The politicians, the hoteliers and business associations all had different words that were the same: the pound will drop in value (already has); tourism will be affected if not this year because of bookings already made but quite possibly next year; local businesses will suffer from reduced spending; investment from Britain, in its various forms, will take a hit.

There was already notice of this latter aspect before the vote. A Thursday report said that there had been a slowing of interest by British property buyers because of concerns about the referendum. The president of the Balearic association of property developers believed that if the vote were remain, then the market would revert to normal. The builders had not been the only ones who had thought (hoped) that it would be remain.

The regional government, for one particular reason, may not have seen leave coming. Yesterday, we noted the words of the tourism minister Biel Barceló in November last year. He had not been concerned about the effects of the tourist tax on the UK tourism market. "Given the strength of the pound, the amounts that would need to be paid would not seem great; almost like small change." The tax takes effect on Friday.

Given all this, yesterday was probably not the best day for Majorca's hotels to be announcing that negotiations over prices with tour operators had been concluded for 2017 and that there will be rises of anything up to 15%.

Police operations
Other news last week appeared almost incidental, but news there was, with the police forces claiming further successes against drugs and organised crime. On Tuesday, there was the report of another National Police operation against drugs' clans in Palma. This was one which demanded the involvement of an army bulldozer and the police's explosives unit.

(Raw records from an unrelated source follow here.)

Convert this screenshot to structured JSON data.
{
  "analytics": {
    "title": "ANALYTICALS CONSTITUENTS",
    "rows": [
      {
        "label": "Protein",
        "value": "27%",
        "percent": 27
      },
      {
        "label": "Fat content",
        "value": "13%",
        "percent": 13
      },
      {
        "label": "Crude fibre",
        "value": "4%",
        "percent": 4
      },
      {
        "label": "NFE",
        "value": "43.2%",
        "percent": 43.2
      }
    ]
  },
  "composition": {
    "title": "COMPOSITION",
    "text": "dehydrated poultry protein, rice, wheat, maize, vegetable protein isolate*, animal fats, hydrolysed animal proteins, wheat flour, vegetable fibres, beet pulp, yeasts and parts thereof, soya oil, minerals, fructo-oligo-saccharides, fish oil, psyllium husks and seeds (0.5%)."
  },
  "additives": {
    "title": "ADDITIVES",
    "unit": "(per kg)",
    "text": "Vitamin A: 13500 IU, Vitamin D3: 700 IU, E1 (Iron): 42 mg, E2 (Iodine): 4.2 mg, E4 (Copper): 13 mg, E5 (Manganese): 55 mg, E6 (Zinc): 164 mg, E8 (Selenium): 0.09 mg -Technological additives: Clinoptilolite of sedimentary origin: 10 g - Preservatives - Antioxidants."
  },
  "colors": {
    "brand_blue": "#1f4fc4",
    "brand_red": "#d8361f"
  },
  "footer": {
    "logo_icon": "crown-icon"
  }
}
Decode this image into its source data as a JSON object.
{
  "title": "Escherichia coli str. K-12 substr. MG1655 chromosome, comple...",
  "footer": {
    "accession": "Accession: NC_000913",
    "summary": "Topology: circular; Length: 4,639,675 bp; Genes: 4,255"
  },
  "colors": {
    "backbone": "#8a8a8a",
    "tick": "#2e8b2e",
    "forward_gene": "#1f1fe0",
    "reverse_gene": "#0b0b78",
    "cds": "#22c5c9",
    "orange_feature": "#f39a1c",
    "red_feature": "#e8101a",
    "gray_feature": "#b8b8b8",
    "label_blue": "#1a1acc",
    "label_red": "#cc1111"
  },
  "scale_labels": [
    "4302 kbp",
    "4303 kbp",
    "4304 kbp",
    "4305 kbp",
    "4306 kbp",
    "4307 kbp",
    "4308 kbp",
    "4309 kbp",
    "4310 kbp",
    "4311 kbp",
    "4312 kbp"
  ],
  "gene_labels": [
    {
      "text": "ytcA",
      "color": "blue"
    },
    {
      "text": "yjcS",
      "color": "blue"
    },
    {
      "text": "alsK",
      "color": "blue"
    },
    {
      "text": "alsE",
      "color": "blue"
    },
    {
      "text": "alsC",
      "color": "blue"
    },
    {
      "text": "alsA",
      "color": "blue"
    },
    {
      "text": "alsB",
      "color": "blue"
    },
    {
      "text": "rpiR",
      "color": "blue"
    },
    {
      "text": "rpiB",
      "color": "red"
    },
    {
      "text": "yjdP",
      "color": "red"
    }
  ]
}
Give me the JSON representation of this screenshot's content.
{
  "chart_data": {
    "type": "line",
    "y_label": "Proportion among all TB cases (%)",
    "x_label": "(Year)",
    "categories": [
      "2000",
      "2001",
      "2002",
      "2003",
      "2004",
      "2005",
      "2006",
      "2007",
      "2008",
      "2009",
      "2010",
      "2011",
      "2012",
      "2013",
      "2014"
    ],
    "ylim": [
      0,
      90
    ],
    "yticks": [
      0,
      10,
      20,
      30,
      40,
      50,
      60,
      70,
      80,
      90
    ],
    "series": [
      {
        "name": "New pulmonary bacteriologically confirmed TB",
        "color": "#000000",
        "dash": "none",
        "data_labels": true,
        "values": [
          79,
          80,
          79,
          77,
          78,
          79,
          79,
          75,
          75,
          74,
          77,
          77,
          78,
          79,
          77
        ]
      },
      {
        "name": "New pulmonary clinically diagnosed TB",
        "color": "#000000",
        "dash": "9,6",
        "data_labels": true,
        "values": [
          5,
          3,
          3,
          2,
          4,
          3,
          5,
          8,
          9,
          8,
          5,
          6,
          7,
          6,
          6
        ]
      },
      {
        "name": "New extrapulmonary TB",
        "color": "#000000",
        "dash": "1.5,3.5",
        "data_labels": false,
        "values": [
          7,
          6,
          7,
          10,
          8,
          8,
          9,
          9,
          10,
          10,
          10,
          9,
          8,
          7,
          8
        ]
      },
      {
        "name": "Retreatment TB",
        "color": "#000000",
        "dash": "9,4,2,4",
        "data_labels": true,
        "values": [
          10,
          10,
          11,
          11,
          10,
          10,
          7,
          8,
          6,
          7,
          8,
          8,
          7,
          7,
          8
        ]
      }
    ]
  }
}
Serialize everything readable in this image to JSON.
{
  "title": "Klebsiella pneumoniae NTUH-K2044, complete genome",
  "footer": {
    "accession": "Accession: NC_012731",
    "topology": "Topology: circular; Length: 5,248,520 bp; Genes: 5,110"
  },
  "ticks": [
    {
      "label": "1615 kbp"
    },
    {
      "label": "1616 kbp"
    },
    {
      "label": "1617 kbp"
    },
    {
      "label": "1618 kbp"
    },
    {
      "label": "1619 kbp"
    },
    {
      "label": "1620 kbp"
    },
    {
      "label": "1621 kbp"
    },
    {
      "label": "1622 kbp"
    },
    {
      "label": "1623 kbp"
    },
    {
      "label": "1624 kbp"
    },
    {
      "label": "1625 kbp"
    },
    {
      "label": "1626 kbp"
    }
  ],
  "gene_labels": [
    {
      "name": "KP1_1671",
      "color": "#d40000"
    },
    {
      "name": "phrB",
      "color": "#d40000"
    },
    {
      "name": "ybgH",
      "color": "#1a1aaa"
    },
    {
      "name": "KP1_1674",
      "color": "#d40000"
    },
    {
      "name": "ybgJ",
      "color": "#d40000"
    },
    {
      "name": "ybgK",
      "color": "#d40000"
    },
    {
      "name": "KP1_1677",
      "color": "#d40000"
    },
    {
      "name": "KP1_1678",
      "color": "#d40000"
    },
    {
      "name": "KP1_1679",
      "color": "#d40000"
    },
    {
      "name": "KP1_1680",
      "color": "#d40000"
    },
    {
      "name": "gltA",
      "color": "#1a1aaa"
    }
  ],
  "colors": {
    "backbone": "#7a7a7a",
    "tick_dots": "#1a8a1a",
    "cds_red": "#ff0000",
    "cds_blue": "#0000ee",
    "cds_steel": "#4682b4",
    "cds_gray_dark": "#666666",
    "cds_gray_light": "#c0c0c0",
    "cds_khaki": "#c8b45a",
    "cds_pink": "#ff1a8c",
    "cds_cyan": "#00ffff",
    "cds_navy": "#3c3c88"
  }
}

The following day and it was news of Interpol involvement in a Guardia Civil operation against Russian and Georgian "mafias" which was centred on Palma and Santa Ponsa but included wider Spanish and European police action. On to Thursday and the Guardia were smashing a gang that had been based in Manacor, while on Friday there was an update on an operation that had been started the previous week: 25 arrests in breaking up a Dominican cocaine-trafficking gang.

Beach services
Puerto Pollensa, far from calming down after all the fuss over the pedestrianisation scheme and beach services, found itself in the spotlight again: beachgoers were being wrongly charged for sunloungers as the town hall hadn't yet given official authorisation to the concession holder, and the front line road (a short stretch which was still two-way) was closed off in one direction. This was more evidence of town hall "improvisation", said the ex-mayor. Meanwhile, at least in Paguera there don't seem to have been issues with beach services. In a Sunday letter, Ray Waite was "tremendously impressed" with the services.